The High Life?

Residents question whether high-rise condos make sense in Las Vegas.

With more than 80 condominium towers under way or planned, things are looking up in Las Vegas. But it’s a view some residents worry about. The increased density in the city—part of Mayor Oscar Goodman’s high-gear efforts to jump-start a bustling urban downtown—looks like a boon. However, critics argue that the more exclusive towers along the Strip in largely suburban Clark County are the wrong response to the area’s growth.

“We’re cautiously confident a lot of these are going to be built,” says Steve van Gorp, redevelopment manager for the city’s Office of Business Development. “It will begin to have a profound effect on the skyline.” Downtown currently comprises clusters of buildings between 10 and 40 stories tall, and plans for similarly sized residential towers with street-level retail are in keeping with city guidelines.

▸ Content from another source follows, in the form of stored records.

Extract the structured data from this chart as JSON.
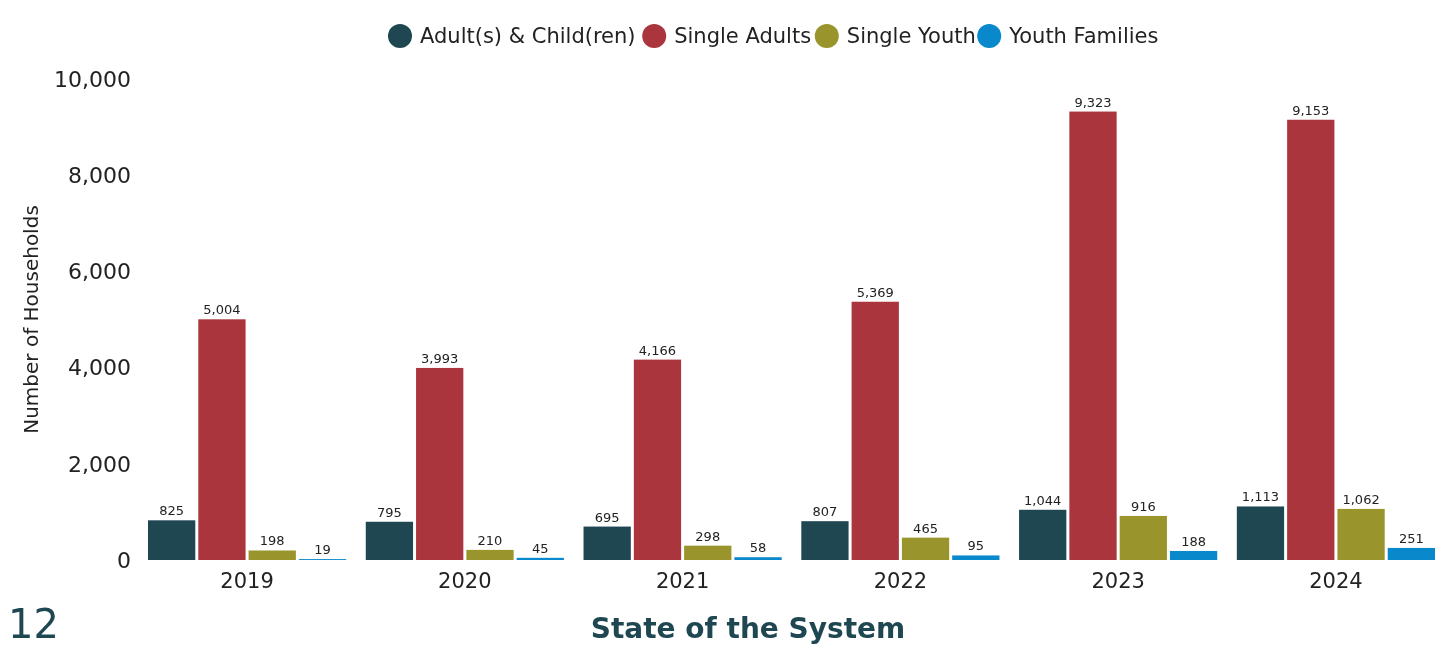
{
  "chart_data": {
    "type": "bar",
    "ylabel": "Number of Households",
    "categories": [
      "2019",
      "2020",
      "2021",
      "2022",
      "2023",
      "2024"
    ],
    "series": [
      {
        "name": "Adult(s) & Child(ren)",
        "color": "#1f4752",
        "values": [
          825,
          795,
          695,
          807,
          1044,
          1113
        ],
        "value_labels": [
          "825",
          "795",
          "695",
          "807",
          "1,044",
          "1,113"
        ]
      },
      {
        "name": "Single Adults",
        "color": "#ab353c",
        "values": [
          5004,
          3993,
          4166,
          5369,
          9323,
          9153
        ],
        "value_labels": [
          "5,004",
          "3,993",
          "4,166",
          "5,369",
          "9,323",
          "9,153"
        ]
      },
      {
        "name": "Single Youth",
        "color": "#9a942c",
        "values": [
          198,
          210,
          298,
          465,
          916,
          1062
        ],
        "value_labels": [
          "198",
          "210",
          "298",
          "465",
          "916",
          "1,062"
        ]
      },
      {
        "name": "Youth Families",
        "color": "#0a88cc",
        "values": [
          19,
          45,
          58,
          95,
          188,
          251
        ],
        "value_labels": [
          "19",
          "45",
          "58",
          "95",
          "188",
          "251"
        ]
      }
    ],
    "ylim": [
      0,
      10000
    ],
    "yticks": [
      {
        "value": 0,
        "label": "0"
      },
      {
        "value": 2000,
        "label": "2,000"
      },
      {
        "value": 4000,
        "label": "4,000"
      },
      {
        "value": 6000,
        "label": "6,000"
      },
      {
        "value": 8000,
        "label": "8,000"
      },
      {
        "value": 10000,
        "label": "10,000"
      }
    ],
    "legend": "top",
    "grid": false,
    "annotations": [
      "12",
      "State of the System"
    ]
  }
}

The largest proposed tower, a condominium-hotel named Summit, will top out at 73 stories on Las Vegas Boulevard where downtown yields to the Strip. New residential structures are sprouting rapidly in groups of three and four alongside the famous 20- and 30-story hotels and resorts on the Strip. The Valley adds roughly five percent to its population annually (making Nevada the fastest-growing state for the last 18 years). And while horizontal growth presses against the mountains in all directions—creating an urgent demand for new housing—these high-rises are not likely to meet it.

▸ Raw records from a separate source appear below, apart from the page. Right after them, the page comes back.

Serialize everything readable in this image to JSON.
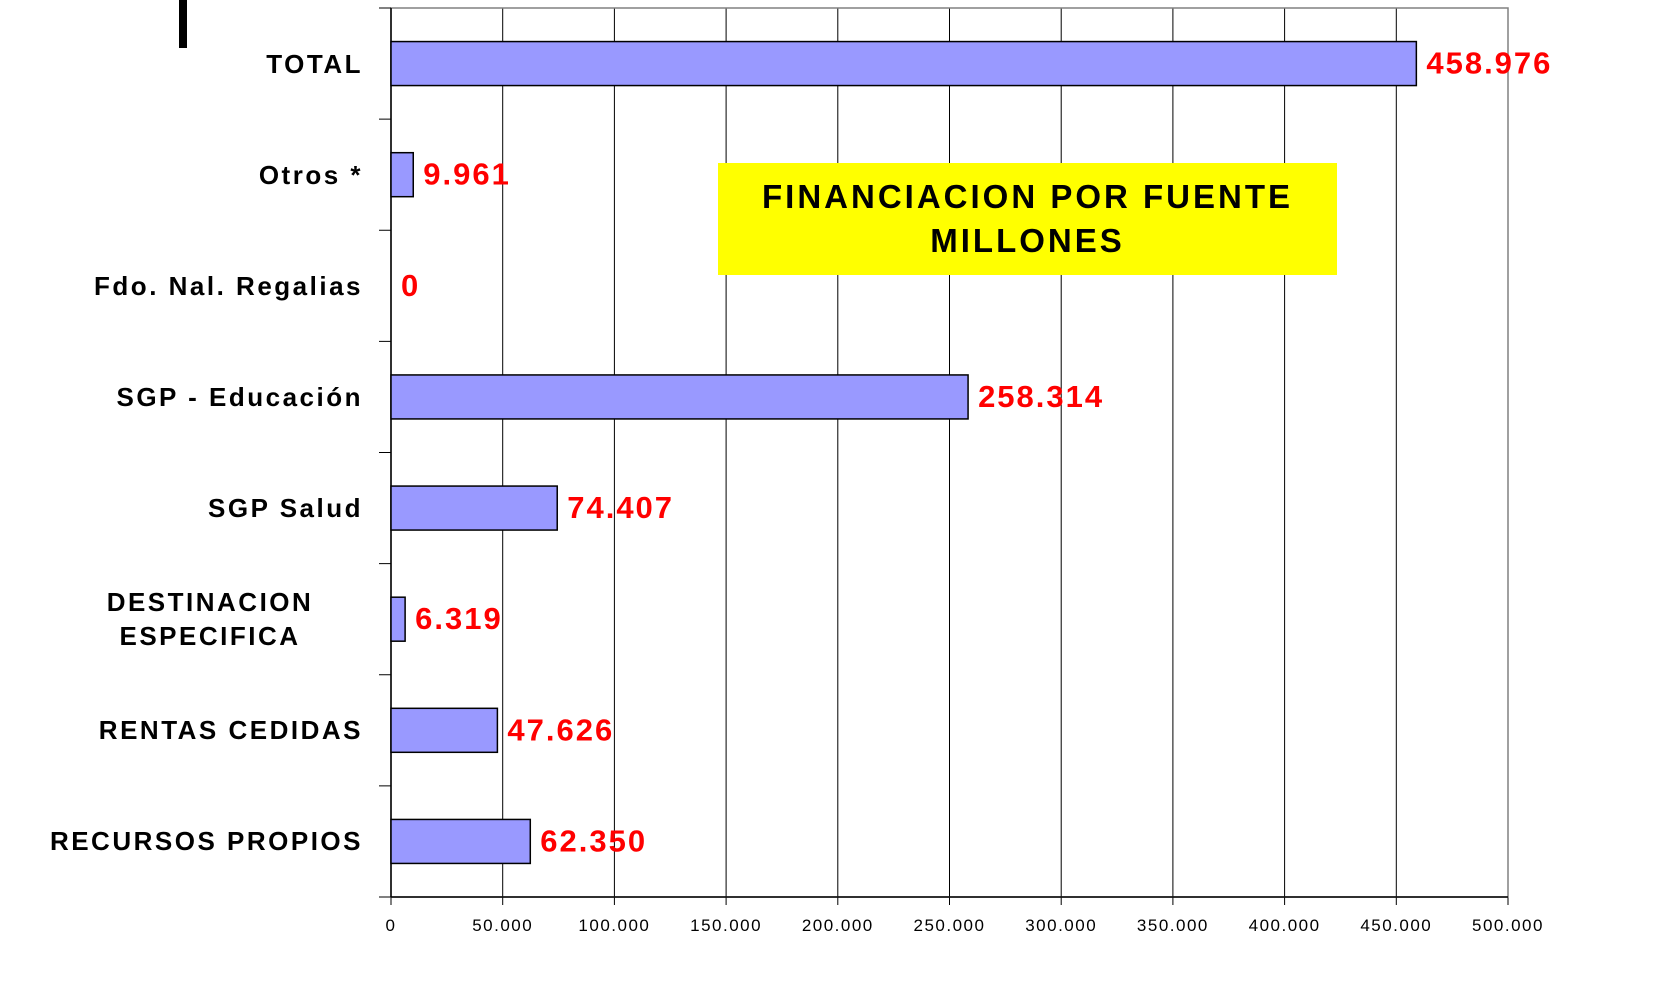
{
  "chart_data": {
    "type": "bar",
    "orientation": "horizontal",
    "title": "FINANCIACION POR FUENTE",
    "subtitle": "MILLONES",
    "categories": [
      "TOTAL",
      "Otros *",
      "Fdo. Nal. Regalias",
      "SGP - Educación",
      "SGP Salud",
      "DESTINACION\nESPECIFICA",
      "RENTAS CEDIDAS",
      "RECURSOS PROPIOS"
    ],
    "values": [
      458976,
      9961,
      0,
      258314,
      74407,
      6319,
      47626,
      62350
    ],
    "value_labels": [
      "458.976",
      "9.961",
      "0",
      "258.314",
      "74.407",
      "6.319",
      "47.626",
      "62.350"
    ],
    "color": "#9999ff",
    "label_color": "#ff0000",
    "title_background": "#ffff00",
    "xlim": [
      0,
      500000
    ],
    "xticks": [
      0,
      {
        "value": 50000,
        "label": "50.000"
      },
      {
        "value": 100000,
        "label": "100.000"
      },
      {
        "value": 150000,
        "label": "150.000"
      },
      {
        "value": 200000,
        "label": "200.000"
      },
      {
        "value": 250000,
        "label": "250.000"
      },
      {
        "value": 300000,
        "label": "300.000"
      },
      {
        "value": 350000,
        "label": "350.000"
      },
      {
        "value": 400000,
        "label": "400.000"
      },
      {
        "value": 450000,
        "label": "450.000"
      },
      {
        "value": 500000,
        "label": "500.000"
      }
    ],
    "grid": true
  }
}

Meanwhile, the Valley’s housing costs are soaring, pricing many local residents who will service the towers out of homeownership. “What do we do for workforce housing?” architect and planner Robert Fielden asks, referring to pre-sale figures for the Strip that suggest 70 percent of the clientele will be from out of state, using the luxury condos as second and third homes. (In contrast, those figures show the same percentage of downtown units being purchased by locals.) Fielden also fears that an economic downturn will leave the valley littered with empty shells, their builders long gone. “They don’t think about the long haul,” he says, “because they’re going to sell and get out.”

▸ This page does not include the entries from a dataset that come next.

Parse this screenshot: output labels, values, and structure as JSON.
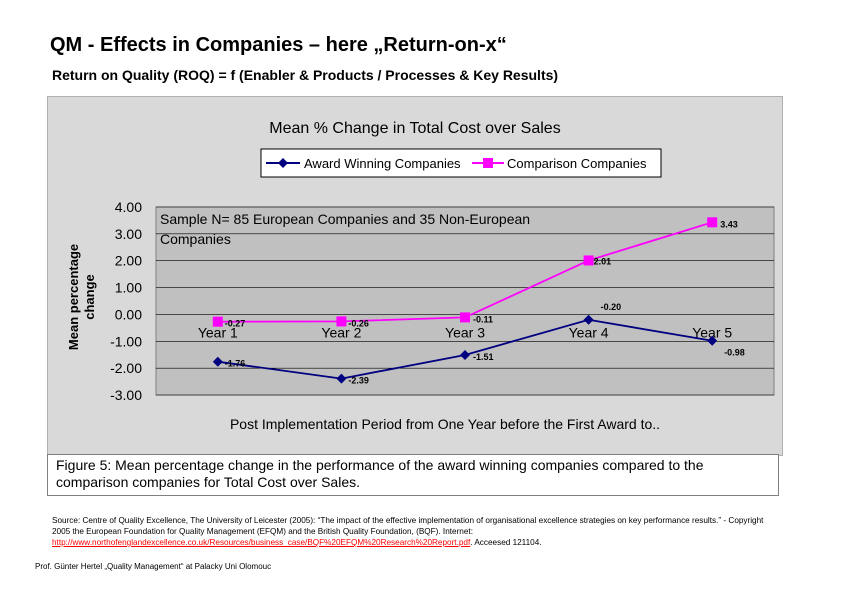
{
  "slide": {
    "title": "QM - Effects in Companies – here „Return-on-x“",
    "subtitle": "Return on Quality (ROQ) = f (Enabler & Products / Processes & Key Results)"
  },
  "caption": "Figure 5: Mean percentage change in the performance of the award winning companies compared to the comparison companies for Total Cost over Sales.",
  "source": {
    "text": "Source: Centre of Quality Excellence, The University of Leicester (2005):  “The impact of the effective implementation of organisational excellence strategies on key performance results.” - Copyright 2005 the European Foundation for Quality Management (EFQM) and the British Quality Foundation, (BQF). Internet:",
    "link": "http://www.northofenglandexcellence.co.uk/Resources/business_case/BQF%20EFQM%20Research%20Report.pdf",
    "tail": ". Acceesed 121104."
  },
  "footer": "Prof. Günter Hertel „Quality Management“ at Palacky Uni Olomouc",
  "chart_data": {
    "type": "line",
    "title": "Mean % Change in Total Cost over Sales",
    "xlabel": "Post Implementation Period from One Year before the First Award to..",
    "ylabel_line1": "Mean percentage",
    "ylabel_line2": "change",
    "categories": [
      "Year 1",
      "Year 2",
      "Year 3",
      "Year 4",
      "Year 5"
    ],
    "ylim": [
      -3.0,
      4.0
    ],
    "yticks": [
      "4.00",
      "3.00",
      "2.00",
      "1.00",
      "0.00",
      "-1.00",
      "-2.00",
      "-3.00"
    ],
    "annotation": "Sample N= 85 European Companies and 35 Non-European Companies",
    "grid": true,
    "legend_position": "top",
    "series": [
      {
        "name": "Award Winning Companies",
        "color": "#000080",
        "marker": "diamond",
        "values": [
          -1.76,
          -2.39,
          -1.51,
          -0.2,
          -0.98
        ],
        "labels": [
          "-1.76",
          "-2.39",
          "-1.51",
          "-0.20",
          "-0.98"
        ]
      },
      {
        "name": "Comparison Companies",
        "color": "#ff00ff",
        "marker": "square",
        "values": [
          -0.27,
          -0.26,
          -0.11,
          2.01,
          3.43
        ],
        "labels": [
          "-0.27",
          "-0.26",
          "-0.11",
          "2.01",
          "3.43"
        ]
      }
    ]
  }
}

Former city-planning commissioner Craig Galati favors the idea of concentrating residential towers in the urban core but is concerned that many of the ones planned along the Strip will be bland, reflective boxes designed for views of the desert but not its conditions. “We have a different environment, and whatever we build here should be responsive to that,” Galati says, noting that desert-adapted design has protective westward exposure, shaded windows, and no glare-inducing glass or colors. “As we get taller that becomes more important.”

That Clark County hastily organized a “stakeholders group” last year to study the tower onslaught only confirms that it is playing catch-up—and that the Valley as a whole lacks the tools to guide its growth. Fielden points out that projects win approval individually, with no appreciation of cumulative impact on issues such as transportation. “These aren’t going to help our traffic problems,” he says. “They may even make it worse.” Although some new buildings, like Summit, will have street-level retail, most new residents of the Strip will have to drive elsewhere for their household needs.

“If there’s a major problem within this valley, it’s that we can’t get all the communities together,” Fielden says. “It’s that we don’t have a unified set of values or goals.”